On ne fait pas boire un âne qui n'a pas soif
Vouloir accompagner une entreprise ou une personne qui ne veut pas changer est contre-productif. Mieux vaut compter sur la culture d'entreprise.
Publié le 24 août 2022Dernière mise à jour le 13 février 2025

Dit autrement, on ne coache pas quelqu'un qui ne veut pas être coaché. C'est un principe de base, commun à tous les métiers de l'accompagnement.
La contraposée est intéressante : de la même manière que démarrer une thérapie, c'est avoir fait 50% du chemin, vouloir être coaché, faire activement la démarche, c'est déjà reconnaître l'existence d'un problème et acter la volonté de changer. Il suffit alors de canaliser cette volonté et d'offrir à la personne ou l'organisation coachée la contradiction qu'elle recherche pour que le changement opère.
Accompagnement des entreprises : la culture fait tout
Considérons d'abord l'entreprise. Accepter et rechercher ainsi la contradiction suppose une belle dose d'humilité et révèle une culture d'entreprise saine. Cette maturité constitue un atout majeur pour avancer. En tant que coach, j'apporte alors un peu de méthode et sers essentiellement de sparring partner. Mais que ce soit moi ou quelqu'un d'autre ne change probablement pas grand-chose : l'entreprise évoluerait bien de toute façon.
En matière de culture d'entreprise, le Lean joue un rôle prépondérant en ce qu'il favorise une culture de l'apprentissage, clé de voûte de l'amélioration continue. Cette culture est par essence transversale car orientée vers la satisfaction du client qui, lui, n'a que faire des éventuels silos de votre entreprise. J'évoquais tout cela dans un récent article intitulé Culture lean .
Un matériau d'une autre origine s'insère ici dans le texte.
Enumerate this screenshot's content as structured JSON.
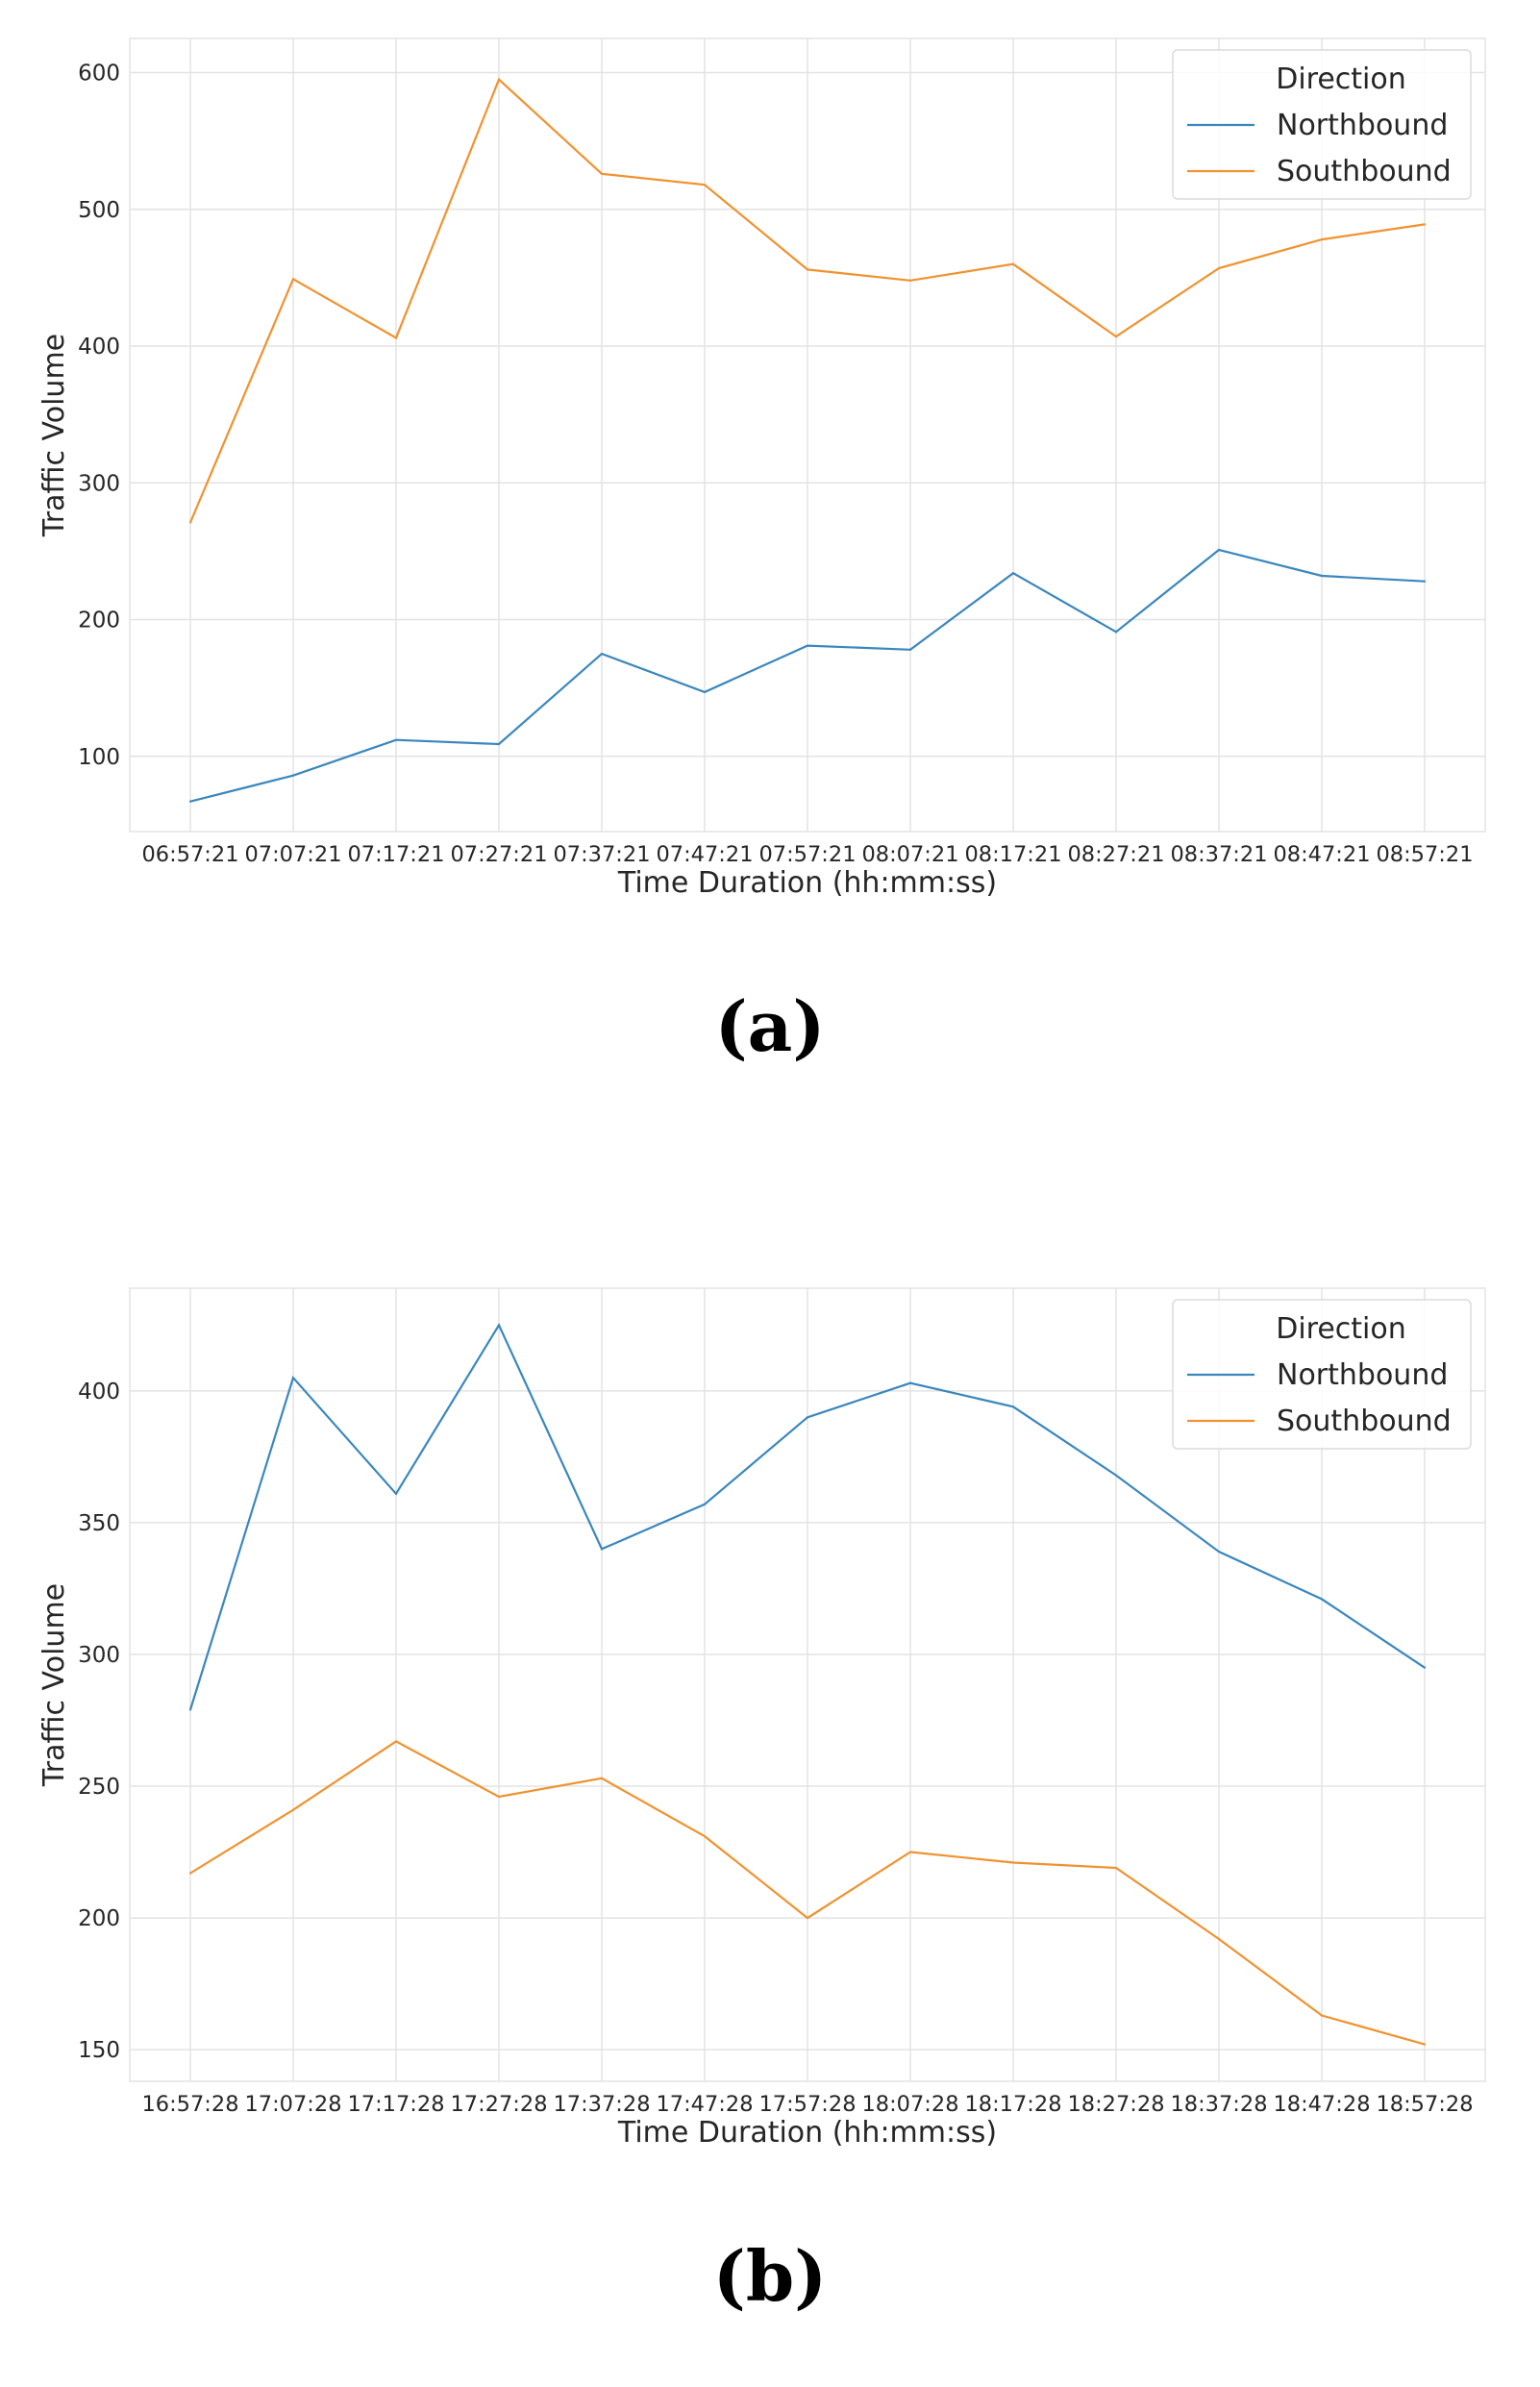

En creux, cela signifie aussi que les entreprises qui auraient le plus besoin d'être coachées n'en feront probablement jamais la démarche, parce que leur culture d'entreprise ne le leur permet pas. Ces organisations finiront par mourir, et c'est probablement mieux ainsi, cela s'appelle la sélection naturelle.
À dire vrai, il existe aussi des entreprises schizophrènes, qui font la démarche de se faire coacher mais ne veulent surtout rien changer. Ça existe, mais, bon, je suis consultant, pas psychiatre 🥼🩺
Cela pour dire que l'on ne coache pas une entreprise qui ne veut pas être coachée. Quid des personnes, à présent ?
Accompagnement des personnes : là aussi, la culture fait tout
En tant que coach, mon intervention se situe autant à l'échelle collective qu'individuelle. En particulier, les méthodologies d'écriture de code sont des pratiques individuelles qui ont une portée collective, car un code mieux structuré et mieux écrit sera plus facilement retravaillé par une tierce personne. De ce fait, je passe une bonne partie de mon temps en tête-à-tête avec des développeurs et développeuses.
La question se pose donc pour eux de la même manière : au sein d'une même équipe, certaines personnes sont très désireuses d'être accompagnées quand d'autres préféreraient franchement qu'on leur fiche la paix. Là non plus, je ne force pas les choses : insister ne mène jamais à rien de bon. Parfois, quand cela n'a pas de conséquence majeure sur l'entreprise, cela signifie laisser la personne s'enferrer dans une voie sans issue, en espérant qu'elle ait l'honnêteté de reconnaître le problème le moment venu.
De toute façon, le coaching d'une équipe crée une émulation : on se sent tiré vers le haut par la volonté collective de progresser. Quelqu'un qui n'est pas du tout dans cette dynamique finira tôt ou tard par se sentir en décalage et en tirer les conséquences, révélant parfois un décalage personnel par rapport à la culture collective.